A Kenyan start-up, BasiGo, is set to deliver 15 electric buses to public service vehicle (PSV) operators in Nairobi, offering a cleaner and more sustainable alternative to traditional diesel-powered buses. The move towards electric buses comes as the Kenyan government seeks to modernize the country’s PSV sector and tackle issues of pollution and climate change.
The first two electric buses have been delivered to Citi Hoppa and Super Metro(local PSV companies), marking the beginning of a shift towards environmentally friendly public transport in the country.
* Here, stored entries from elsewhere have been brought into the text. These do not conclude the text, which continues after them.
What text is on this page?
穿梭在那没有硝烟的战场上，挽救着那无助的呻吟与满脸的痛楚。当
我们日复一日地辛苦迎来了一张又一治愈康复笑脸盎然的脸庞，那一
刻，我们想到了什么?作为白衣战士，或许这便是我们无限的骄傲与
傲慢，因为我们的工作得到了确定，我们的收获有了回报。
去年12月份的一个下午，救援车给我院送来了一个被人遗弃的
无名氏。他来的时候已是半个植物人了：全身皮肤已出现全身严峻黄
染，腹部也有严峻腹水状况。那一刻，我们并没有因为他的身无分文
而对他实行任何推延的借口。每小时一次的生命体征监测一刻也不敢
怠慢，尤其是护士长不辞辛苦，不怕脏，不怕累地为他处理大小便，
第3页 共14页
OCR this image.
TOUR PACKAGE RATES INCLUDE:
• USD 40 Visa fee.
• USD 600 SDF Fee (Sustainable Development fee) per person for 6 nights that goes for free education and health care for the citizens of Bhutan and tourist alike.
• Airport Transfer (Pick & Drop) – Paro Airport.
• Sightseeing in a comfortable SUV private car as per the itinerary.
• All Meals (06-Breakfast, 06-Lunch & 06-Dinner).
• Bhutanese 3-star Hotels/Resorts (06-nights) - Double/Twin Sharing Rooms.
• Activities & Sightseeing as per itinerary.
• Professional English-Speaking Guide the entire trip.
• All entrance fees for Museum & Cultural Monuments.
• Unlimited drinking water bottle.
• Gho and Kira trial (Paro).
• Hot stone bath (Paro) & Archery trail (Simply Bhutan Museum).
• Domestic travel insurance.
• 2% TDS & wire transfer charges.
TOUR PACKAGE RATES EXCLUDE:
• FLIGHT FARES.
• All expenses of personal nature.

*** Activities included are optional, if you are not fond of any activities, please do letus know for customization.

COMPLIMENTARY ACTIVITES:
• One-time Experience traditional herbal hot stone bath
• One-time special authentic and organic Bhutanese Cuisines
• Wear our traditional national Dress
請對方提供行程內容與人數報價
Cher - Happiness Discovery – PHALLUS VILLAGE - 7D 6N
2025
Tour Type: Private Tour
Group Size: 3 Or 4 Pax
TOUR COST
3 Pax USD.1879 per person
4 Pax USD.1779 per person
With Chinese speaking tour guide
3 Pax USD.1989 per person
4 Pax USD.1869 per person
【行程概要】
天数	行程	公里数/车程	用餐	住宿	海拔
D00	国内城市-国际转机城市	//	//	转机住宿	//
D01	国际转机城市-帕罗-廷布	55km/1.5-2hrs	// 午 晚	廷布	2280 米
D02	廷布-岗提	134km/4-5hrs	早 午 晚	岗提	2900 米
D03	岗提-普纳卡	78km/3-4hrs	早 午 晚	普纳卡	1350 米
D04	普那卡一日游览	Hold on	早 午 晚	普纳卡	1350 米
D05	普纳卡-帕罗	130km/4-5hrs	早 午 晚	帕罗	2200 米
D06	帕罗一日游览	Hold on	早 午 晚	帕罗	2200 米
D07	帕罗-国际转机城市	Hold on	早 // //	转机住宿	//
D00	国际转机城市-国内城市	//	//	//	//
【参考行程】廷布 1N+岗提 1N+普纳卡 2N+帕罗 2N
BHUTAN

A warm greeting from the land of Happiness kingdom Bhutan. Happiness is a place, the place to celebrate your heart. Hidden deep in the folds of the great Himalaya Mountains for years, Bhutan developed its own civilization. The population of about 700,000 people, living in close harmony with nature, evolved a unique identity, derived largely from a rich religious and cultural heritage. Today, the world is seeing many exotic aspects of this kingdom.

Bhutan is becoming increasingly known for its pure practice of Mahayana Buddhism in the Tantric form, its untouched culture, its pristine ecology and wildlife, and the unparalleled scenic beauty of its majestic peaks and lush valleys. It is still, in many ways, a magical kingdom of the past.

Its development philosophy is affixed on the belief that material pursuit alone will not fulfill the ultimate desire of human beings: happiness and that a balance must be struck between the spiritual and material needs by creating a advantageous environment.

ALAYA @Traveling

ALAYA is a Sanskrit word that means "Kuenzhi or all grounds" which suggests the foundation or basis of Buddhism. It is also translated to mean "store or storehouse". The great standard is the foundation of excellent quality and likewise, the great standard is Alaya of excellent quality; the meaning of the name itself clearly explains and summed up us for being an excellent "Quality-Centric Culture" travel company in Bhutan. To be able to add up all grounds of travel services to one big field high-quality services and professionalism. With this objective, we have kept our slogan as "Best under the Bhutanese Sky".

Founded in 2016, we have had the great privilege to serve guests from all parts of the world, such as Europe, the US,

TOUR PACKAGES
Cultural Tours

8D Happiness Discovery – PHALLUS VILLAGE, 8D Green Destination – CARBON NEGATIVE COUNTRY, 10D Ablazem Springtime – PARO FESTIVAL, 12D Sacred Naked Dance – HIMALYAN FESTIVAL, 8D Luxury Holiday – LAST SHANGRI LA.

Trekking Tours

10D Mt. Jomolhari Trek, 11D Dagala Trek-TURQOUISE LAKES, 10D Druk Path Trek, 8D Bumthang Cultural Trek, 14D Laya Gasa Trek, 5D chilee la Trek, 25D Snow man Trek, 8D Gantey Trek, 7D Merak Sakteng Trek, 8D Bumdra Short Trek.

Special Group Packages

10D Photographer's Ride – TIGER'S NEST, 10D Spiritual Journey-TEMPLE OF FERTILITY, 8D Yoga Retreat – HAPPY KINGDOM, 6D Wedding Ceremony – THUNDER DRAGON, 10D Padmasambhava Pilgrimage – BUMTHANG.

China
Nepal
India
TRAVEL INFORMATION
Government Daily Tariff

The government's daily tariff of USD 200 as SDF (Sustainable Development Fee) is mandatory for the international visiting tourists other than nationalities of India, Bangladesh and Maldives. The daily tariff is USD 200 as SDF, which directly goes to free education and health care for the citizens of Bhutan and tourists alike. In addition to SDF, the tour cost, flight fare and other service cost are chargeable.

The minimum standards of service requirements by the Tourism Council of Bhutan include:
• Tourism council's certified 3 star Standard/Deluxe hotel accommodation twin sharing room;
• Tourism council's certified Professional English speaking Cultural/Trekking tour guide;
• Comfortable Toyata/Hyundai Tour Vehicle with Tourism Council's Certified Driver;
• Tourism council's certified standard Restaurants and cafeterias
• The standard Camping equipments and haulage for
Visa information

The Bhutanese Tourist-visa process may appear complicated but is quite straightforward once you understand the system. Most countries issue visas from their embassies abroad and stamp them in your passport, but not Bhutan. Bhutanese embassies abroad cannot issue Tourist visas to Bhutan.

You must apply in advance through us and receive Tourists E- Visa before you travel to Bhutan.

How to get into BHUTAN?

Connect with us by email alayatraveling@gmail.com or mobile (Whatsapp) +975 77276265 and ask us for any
The Kenyan government has enacted legislation to promote the transition to e-mobility, including the Climate Change Act of 2016 and the Energy Act of 2019. The government is also providing incentives for public service vehicles, motorcycles, and commercial transporters to acquire EVs, with the Finance Act of 2019 reducing excise tax on 100 percent EVs from 20 percent to 10 percent.
Kipchumba Murkomen, the Cabinet Secretary for Roads and Transport, has stated that the government is committed to providing an enabling environment for the development and mainstreaming of e-mobility, with fiscal incentives for importers, manufacturers, assemblers, sellers, and spare part dealers.
BasiGo’s electric buses take 2 to 3 hours to fully charge and can cover a total of 250 kilometers, providing a practical and sustainable solution to public transportation needs. The government is also promoting the use of high-capacity vehicles in public transport for cities through the Bus Rapid Transit system (BRT), with charging points established to facilitate the charging of electric cars.